Le Olimpiadi offrono molto più di competizioni atletiche e questo è risaputo. Non è un eccezione il match di pugilato nell’edizione di quest’anno a Parigi tra l’italiana Angela Carini e l’algerina Imane Khalif, rappresentando un complesso intreccio di filosofia, storia e identità.
Imane Khalif, definita erroneamente da molti media come uomo e trans, è al centro di un dibattito acceso. La sua identità è diventata un simbolo di contestazione e revisione delle percezioni tradizionali dei musulmani. Questa rivisitazione richiama alla mente la storica “mostrificazione” del musulmano, una narrativa antica che ha dipinto il musulmano come l’altro minaccioso, l’incomprensibile e di cui ha parlato di recente anche la teologa Francesca Bocca in un recente video pubblicato sui social.
Dal punto di vista storico, i musulmani hanno attraversato secoli di stereotipi e pregiudizi, dalla minaccia saracena del Medioevo fino ai migranti moderni. Khalif, con la sua condizione naturale di testosterone elevato, sfida queste narrazioni. La sua partecipazione mette in crisi sia gli slogan ultraprogressisti sull’inclusione sia i discorsi conservatori sulla purezza biologica e lo sviluppo naturale senza modifiche artificiali.
Questa complessità fa emergere una verità scomoda: il musulmano saraceno, oggi come ieri, continua a essere sfigurato e reinterpretato secondo le paure e i pregiudizi del momento.
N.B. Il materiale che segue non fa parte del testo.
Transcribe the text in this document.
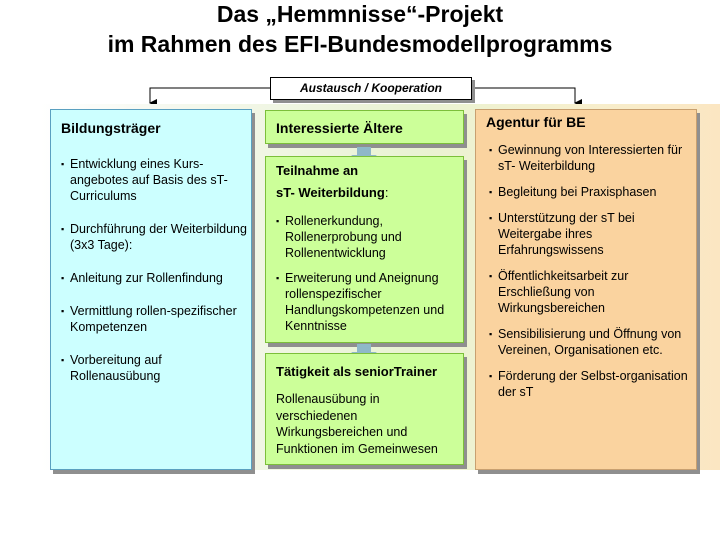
Das „Hemmnisse“-Projekt
im Rahmen des EFI-Bundesmodellprogramms
Austausch / Kooperation
Bildungsträger
▪ Entwicklung eines Kurs-angebotes auf Basis des sT- Curriculums
▪ Durchführung der Weiterbildung (3x3 Tage):
▪ Anleitung zur Rollenfindung
▪ Vermittlung rollen-spezifischer Kompetenzen
▪ Vorbereitung auf Rollenausübung
Interessierte Ältere
Teilnahme an
sT- Weiterbildung:
▪ Rollenerkundung, Rollenerprobung und Rollenentwicklung
▪ Erweiterung und Aneignung rollenspezifischer Handlungskompetenzen und Kenntnisse
Tätigkeit als seniorTrainer
Rollenausübung in verschiedenen Wirkungsbereichen und Funktionen im Gemeinwesen
Agentur für BE
▪ Gewinnung von Interessierten für sT- Weiterbildung
▪ Begleitung bei Praxisphasen
▪ Unterstützung der sT bei Weitergabe ihres Erfahrungswissens
▪ Öffentlichkeitsarbeit zur Erschließung von Wirkungsbereichen
▪ Sensibilisierung und Öffnung von Vereinen, Organisationen etc.
▪ Förderung der Selbst-organisation der sT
La questione di Khalif dimostra come le vecchie narrative di “mostrificazione” si adattino ai nuovi contesti, trovando sempre modi per marginalizzare e distorcere l’identità dell’altro. La sua identità viene manipolata e strumentalizzata da entrambi gli schieramenti: salvo rare eccezioni, da una parte, i conservatori la etichettano forzatamente come trans e uomo per alimentare una narrativa di alterità e minaccia; dall’altra, i progressisti, optano per un omertoso silenzio oppure issano la bandiera colonizzatrice della pseudo-inclusività, per appiattire l’umanità di Khelif e obbligarla ad un ruolo di paladina trans che non le appartiene.
Da un lato troviamo il razzismo nascosto dietro l’apparente difesa dei valori naturali e biologici che vengono qui negati ad hoc; dall’altro, troviamo un progressismo secolare che, nel tentativo di essere inclusivo, propone nuove forme di marginalizzazione. Entrambi gli approcci falliscono nel riconoscere Khalif per ciò che è realmente: una donna.